Для большей безопасности обеими сторонами было решено, что никто не должен приносить с собой ножи или какое-либо другое оружие. На следующий день Стенька Разин приказал 500 своим людям привязать сабли на спины, спрятать их под одеждой и присутствовать на празднике, стоя в шеренгу, чтобы по данному сигналу каждый мог взять саблю со спины соседа и воспользоваться ею. Говорят, что Стенька, выходя на разведку, получил сведения о приказании персов своим собственным людям присутствовать на церемонии тайно вооружёнными таким же способом. Это было хорошим оправданием для него, что не он первым начал враждебные действия. Поэтому он пошёл с 500 своими людьми на праздник. Хан поставил свой шатёр в поле, примерно в 2 верстах от Астрабада, его сопровождали 700 человек, которые спрятали сабли и оставили огнестрельное оружие поблизости в потайном месте. Стенька оставил в резерве свыше 500 человек, которые должны были наблюдать движение персов и, когда представится удобный момент, выступить против них со своей пушкой. Стенька и с ним 11 человек уселись, остальные остались стоять в шеренге. После того как они немного насытились и, согласно обычаю страны, принялись за сладости, хан выпил за здоровье Стеньки и пожелал, чтобы тот выпил за здоровье персидского государя, что тот и сделал. При этом они начали непринуждённый разговор. Стенька восхищался одеждой хана и его прекрасной саблей, а хан восхищался Стенькиной одеждой, которая была из соболей самого лучшего сорта, а также его саблей, которую Стенька вынул и подал хану посмотреть. Хан, оглядев её, возвращает её Стеньке и также вынимает свою и подаёт её Стеньке. Стенька восхищается прекрасным оружием персов, которое делает честь их шаху, чьими слугами они являются.

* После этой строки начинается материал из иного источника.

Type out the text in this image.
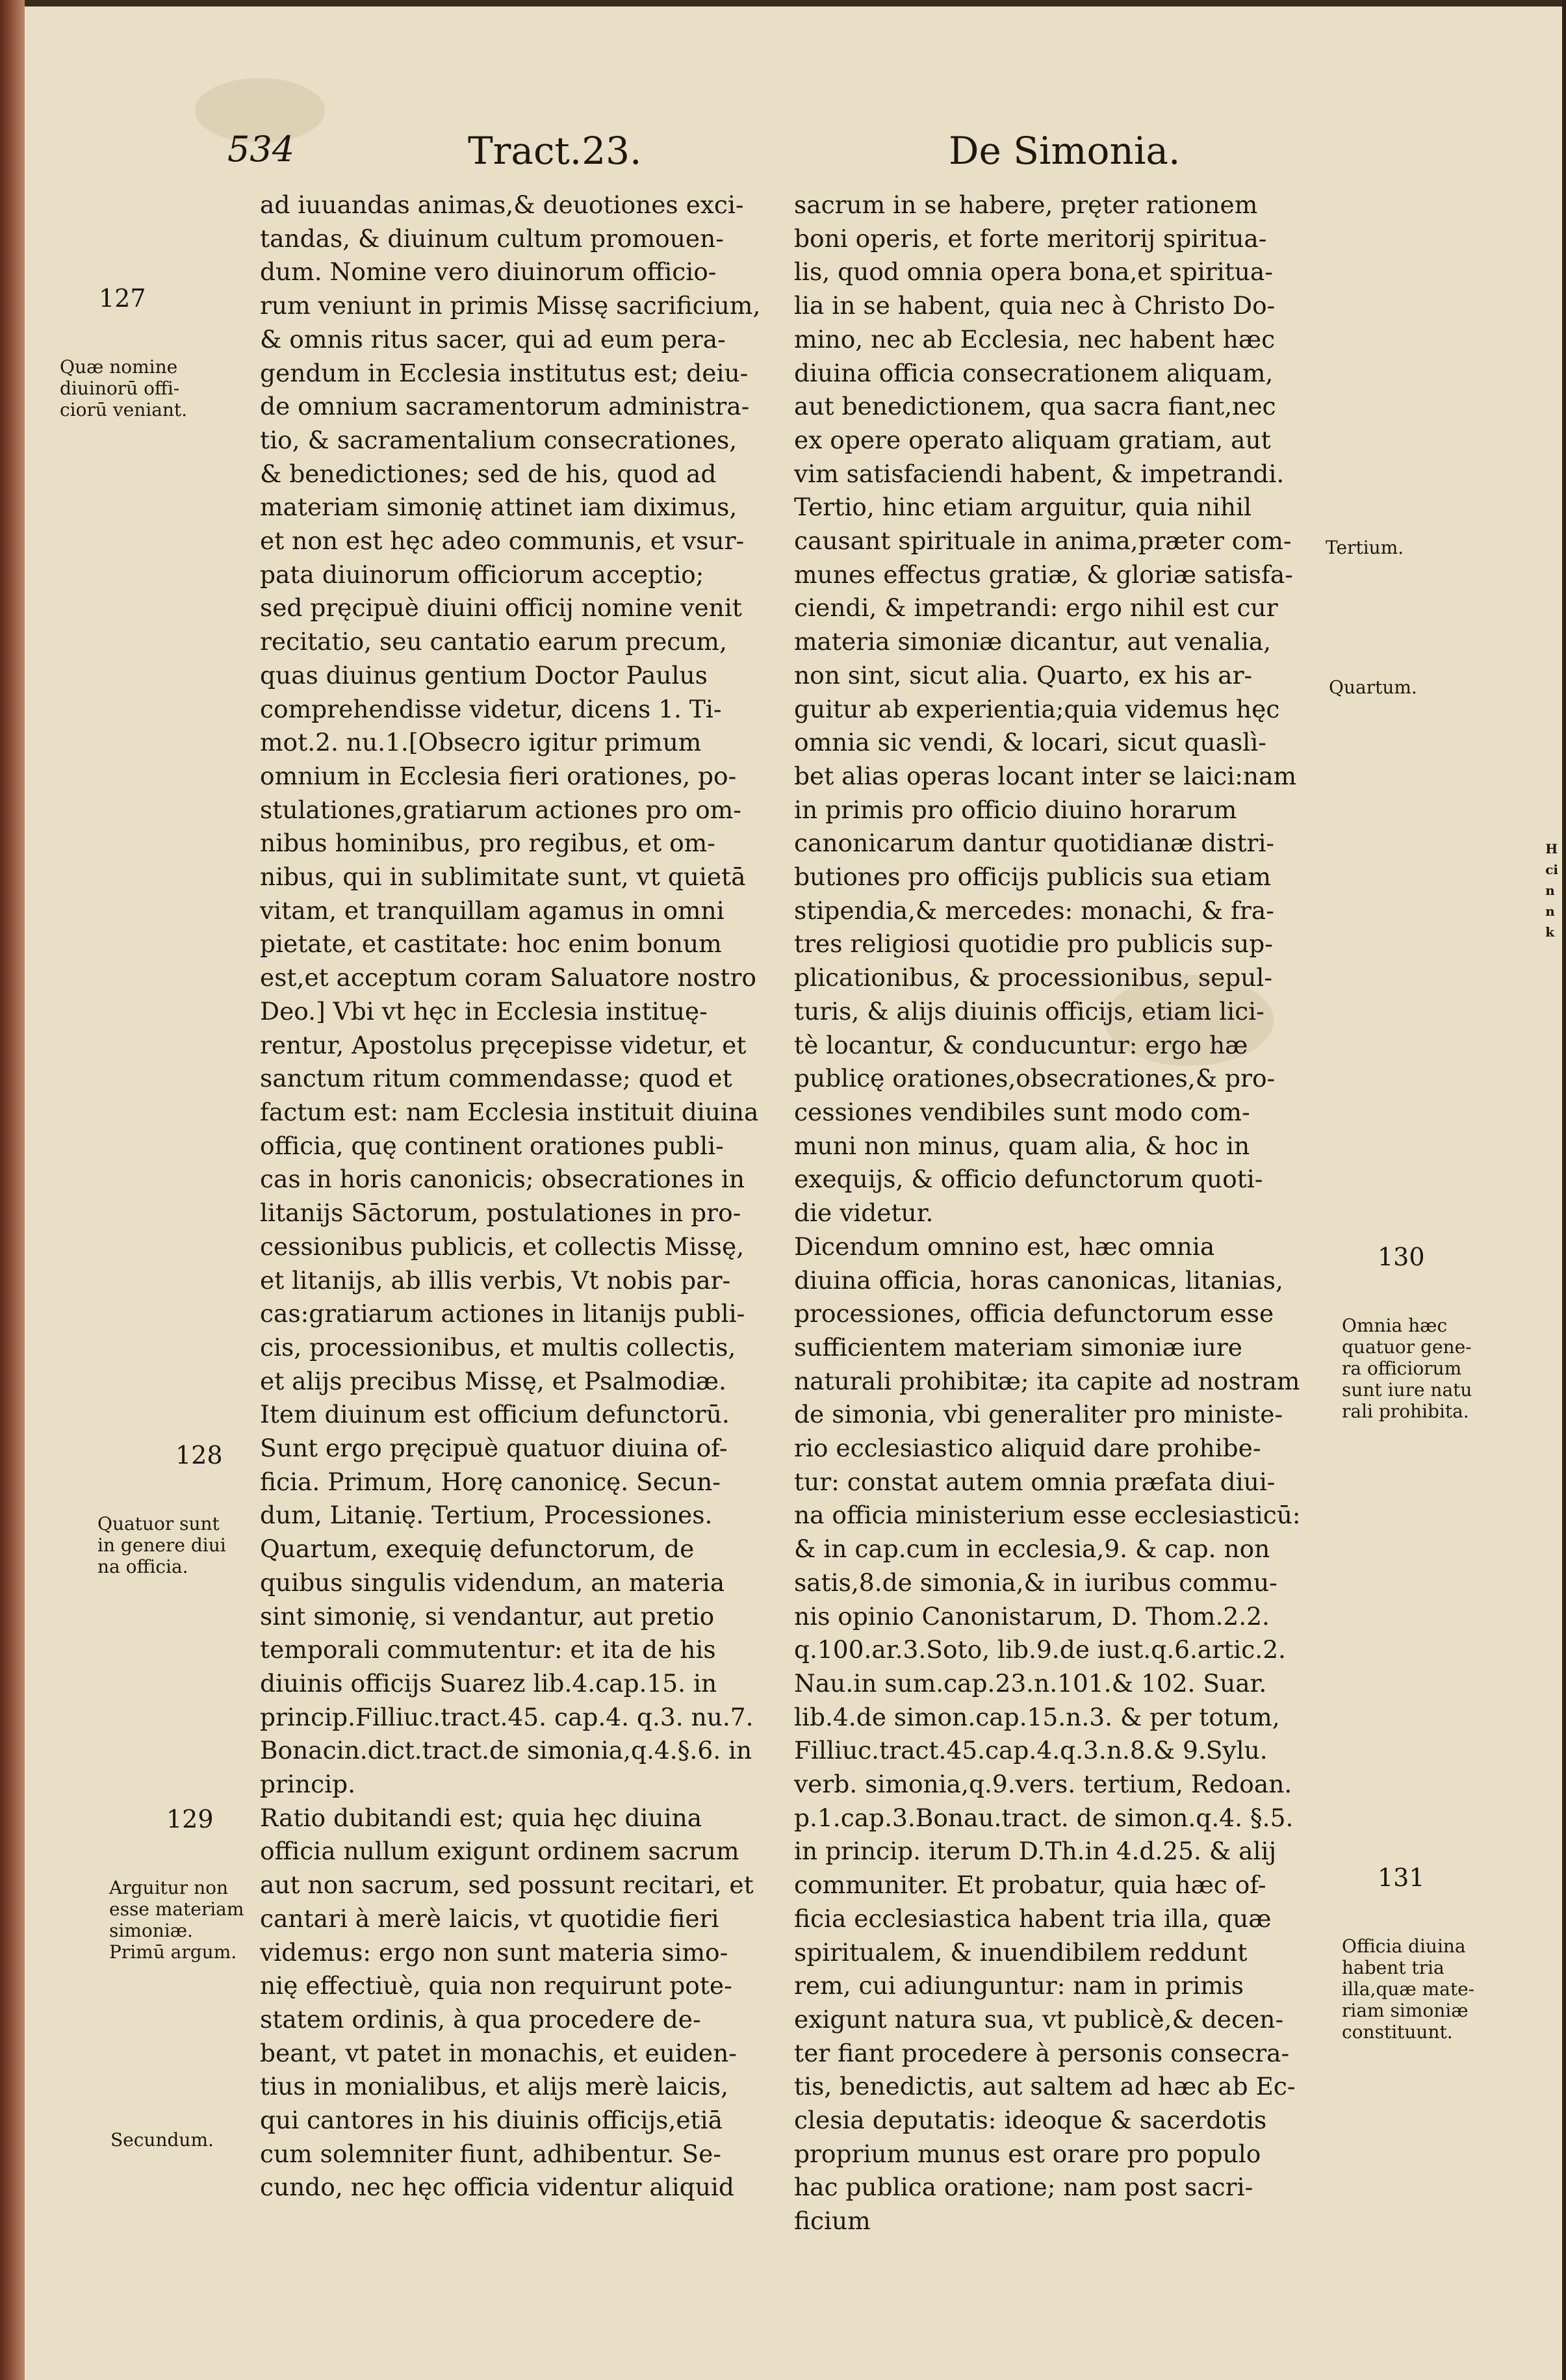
534	Tract.23.	De Simonia.
ad iuuandas animas,& deuotiones exci-
tandas, & diuinum cultum promouen-
dum. Nomine vero diuinorum officio-
rum veniunt in primis Missę sacrificium,
& omnis ritus sacer, qui ad eum pera-
gendum in Ecclesia institutus est; deiu-
de omnium sacramentorum administra-
tio, & sacramentalium consecrationes,
& benedictiones; sed de his, quod ad
materiam simonię attinet iam diximus,
et non est hęc adeo communis, et vsur-
pata diuinorum officiorum acceptio;
sed pręcipuè diuini officij nomine venit
recitatio, seu cantatio earum precum,
quas diuinus gentium Doctor Paulus
comprehendisse videtur, dicens 1. Ti-
mot.2. nu.1.[Obsecro igitur primum
omnium in Ecclesia fieri orationes, po-
stulationes,gratiarum actiones pro om-
nibus hominibus, pro regibus, et om-
nibus, qui in sublimitate sunt, vt quietā
vitam, et tranquillam agamus in omni
pietate, et castitate: hoc enim bonum
est,et acceptum coram Saluatore nostro
Deo.] Vbi vt hęc in Ecclesia instituę-
rentur, Apostolus pręcepisse videtur, et
sanctum ritum commendasse; quod et
factum est: nam Ecclesia instituit diuina
officia, quę continent orationes publi-
cas in horis canonicis; obsecrationes in
litanijs Sāctorum, postulationes in pro-
cessionibus publicis, et collectis Missę,
et litanijs, ab illis verbis, Vt nobis par-
cas:gratiarum actiones in litanijs publi-
cis, processionibus, et multis collectis,
et alijs precibus Missę, et Psalmodiæ.
Item diuinum est officium defunctorū.
Sunt ergo pręcipuè quatuor diuina of-
ficia. Primum, Horę canonicę. Secun-
dum, Litanię. Tertium, Processiones.
Quartum, exequię defunctorum, de
quibus singulis videndum, an materia
sint simonię, si vendantur, aut pretio
temporali commutentur: et ita de his
diuinis officijs Suarez lib.4.cap.15. in
princip.Filliuc.tract.45. cap.4. q.3. nu.7.
Bonacin.dict.tract.de simonia,q.4.§.6. in
princip.
Ratio dubitandi est; quia hęc diuina
officia nullum exigunt ordinem sacrum
aut non sacrum, sed possunt recitari, et
cantari à merè laicis, vt quotidie fieri
videmus: ergo non sunt materia simo-
nię effectiuè, quia non requirunt pote-
statem ordinis, à qua procedere de-
beant, vt patet in monachis, et euiden-
tius in monialibus, et alijs merè laicis,
qui cantores in his diuinis officijs,etiā
cum solemniter fiunt, adhibentur. Se-
cundo, nec hęc officia videntur aliquid
sacrum in se habere, pręter rationem
boni operis, et forte meritorij spiritua-
lis, quod omnia opera bona,et spiritua-
lia in se habent, quia nec à Christo Do-
mino, nec ab Ecclesia, nec habent hæc
diuina officia consecrationem aliquam,
aut benedictionem, qua sacra fiant,nec
ex opere operato aliquam gratiam, aut
vim satisfaciendi habent, & impetrandi.
Tertio, hinc etiam arguitur, quia nihil
causant spirituale in anima,præter com-
munes effectus gratiæ, & gloriæ satisfa-
ciendi, & impetrandi: ergo nihil est cur
materia simoniæ dicantur, aut venalia,
non sint, sicut alia. Quarto, ex his ar-
guitur ab experientia;quia videmus hęc
omnia sic vendi, & locari, sicut quaslì-
bet alias operas locant inter se laici:nam
in primis pro officio diuino horarum
canonicarum dantur quotidianæ distri-
butiones pro officijs publicis sua etiam
stipendia,& mercedes: monachi, & fra-
tres religiosi quotidie pro publicis sup-
plicationibus, & processionibus, sepul-
turis, & alijs diuinis officijs, etiam lici-
tè locantur, & conducuntur: ergo hæ
publicę orationes,obsecrationes,& pro-
cessiones vendibiles sunt modo com-
muni non minus, quam alia, & hoc in
exequijs, & officio defunctorum quoti-
die videtur.
Dicendum omnino est, hæc omnia
diuina officia, horas canonicas, litanias,
processiones, officia defunctorum esse
sufficientem materiam simoniæ iure
naturali prohibitæ; ita capite ad nostram
de simonia, vbi generaliter pro ministe-
rio ecclesiastico aliquid dare prohibe-
tur: constat autem omnia præfata diui-
na officia ministerium esse ecclesiasticū:
& in cap.cum in ecclesia,9. & cap. non
satis,8.de simonia,& in iuribus commu-
nis opinio Canonistarum, D. Thom.2.2.
q.100.ar.3.Soto, lib.9.de iust.q.6.artic.2.
Nau.in sum.cap.23.n.101.& 102. Suar.
lib.4.de simon.cap.15.n.3. & per totum,
Filliuc.tract.45.cap.4.q.3.n.8.& 9.Sylu.
verb. simonia,q.9.vers. tertium, Redoan.
p.1.cap.3.Bonau.tract. de simon.q.4. §.5.
in princip. iterum D.Th.in 4.d.25. & alij
communiter. Et probatur, quia hæc of-
ficia ecclesiastica habent tria illa, quæ
spiritualem, & inuendibilem reddunt
rem, cui adiunguntur: nam in primis
exigunt natura sua, vt publicè,& decen-
ter fiant procedere à personis consecra-
tis, benedictis, aut saltem ad hæc ab Ec-
clesia deputatis: ideoque & sacerdotis
proprium munus est orare pro populo
hac publica oratione; nam post sacri-
ficium

127

Quæ nomine
diuinorū offi-
ciorū veniant.

128

Quatuor sunt
in genere diui
na officia.

129

Arguitur non
esse materiam
simoniæ.
Primū argum.

Secundum.

Tertium.

Quartum.

130

Omnia hæc
quatuor gene-
ra officiorum
sunt iure natu
rali prohibita.

131

Officia diuina
habent tria
illa,quæ mate-
riam simoniæ
constituunt.

H
ci
n
n
k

Разговаривая подобным образом, он играет саблей и подаёт условный сигнал старшине, который был русским священником и был одет в священническую одежду, с железным посохом в руке. Последний даёт своим людям благословение, после чего Стенька начинает избиение и собственной саблей хана отрубает ему голову и ещё пятерым другим людям. В это время 500 его людей выхватили свои сабли и напали на кызылбашей, некоторые из которых убежали и подняли тревогу в войске. Те не могли быстро вскочить на лошадей, потому что резервный отряд Стеньки начал стрелять в них из своей пушки, которую они тайно спрятали в удобном месте, чтобы задержать приближение войска. Все бывшие здесь были убиты, за исключением очень немногих, которым посчастливилось убежать».

Сюжет развивается красиво и динамично, как сказка. Числа тоже все сказочные: «пятьсот», «двенадцать» («Стенька и с ним 11 человек уселись» — прямо как 12 апостолов). Об убийстве казаками какого-либо хана больше упоминаний нет. Русский священник благословляет на убийство «железным посохом» — это всё тоже из каких-то былин.

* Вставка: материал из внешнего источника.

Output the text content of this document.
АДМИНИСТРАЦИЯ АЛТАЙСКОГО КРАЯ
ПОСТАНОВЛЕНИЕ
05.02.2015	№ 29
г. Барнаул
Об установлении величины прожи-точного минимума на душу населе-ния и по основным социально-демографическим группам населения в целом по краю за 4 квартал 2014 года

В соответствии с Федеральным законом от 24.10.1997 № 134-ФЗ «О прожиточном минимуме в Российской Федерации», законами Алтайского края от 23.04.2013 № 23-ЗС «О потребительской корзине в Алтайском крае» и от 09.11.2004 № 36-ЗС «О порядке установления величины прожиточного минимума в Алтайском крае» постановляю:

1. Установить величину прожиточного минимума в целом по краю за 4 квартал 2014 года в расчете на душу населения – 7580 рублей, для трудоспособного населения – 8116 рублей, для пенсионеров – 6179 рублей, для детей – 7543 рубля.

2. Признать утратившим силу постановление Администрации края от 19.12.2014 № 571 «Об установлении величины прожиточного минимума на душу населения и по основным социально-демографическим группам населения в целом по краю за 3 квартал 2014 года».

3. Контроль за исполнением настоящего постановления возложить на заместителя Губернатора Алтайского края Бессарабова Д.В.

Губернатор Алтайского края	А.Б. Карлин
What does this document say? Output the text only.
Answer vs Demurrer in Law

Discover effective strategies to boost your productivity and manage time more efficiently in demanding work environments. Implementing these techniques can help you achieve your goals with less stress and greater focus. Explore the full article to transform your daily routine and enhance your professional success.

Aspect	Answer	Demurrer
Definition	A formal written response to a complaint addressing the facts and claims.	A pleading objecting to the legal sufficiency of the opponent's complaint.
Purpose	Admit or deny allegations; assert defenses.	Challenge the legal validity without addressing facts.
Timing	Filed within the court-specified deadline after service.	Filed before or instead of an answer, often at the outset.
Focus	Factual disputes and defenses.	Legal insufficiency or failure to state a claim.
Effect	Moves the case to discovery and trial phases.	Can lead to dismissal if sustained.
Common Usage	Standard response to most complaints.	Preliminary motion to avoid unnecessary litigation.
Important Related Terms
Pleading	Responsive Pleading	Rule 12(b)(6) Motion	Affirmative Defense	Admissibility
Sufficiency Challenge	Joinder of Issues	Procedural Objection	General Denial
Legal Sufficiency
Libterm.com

После этого побоища казаки «атаковали Астрабад, предали мечу всех мужчин, ограбили город и увезли 800 женщин вместе с добычей с собой на остров, где стояли их суда, в 48 часах пути оттуда. Там они держали этих женщин три недели. Но так как многие казаки умерли в результате излишеств и оргий, которым они предавались с женщинами, и так как море сделалось очень бурным, что они сочли наказанием за их дебоши; поскольку они намеревались покинуть остров и не могли ни взять женщин с собой, ни оставить их без провизии, они решили их всех прикончить и этой жертвой умилостивить море».

Опять-таки звучит безумной выдумкой и ни один источник этого не подтверждает, хотя такое дело, наверное, должно было бы как-то где-то отозваться... (Мы подробнее остановимся на этом гипотетическом массовом убийстве в главе об «утоплении княжны»).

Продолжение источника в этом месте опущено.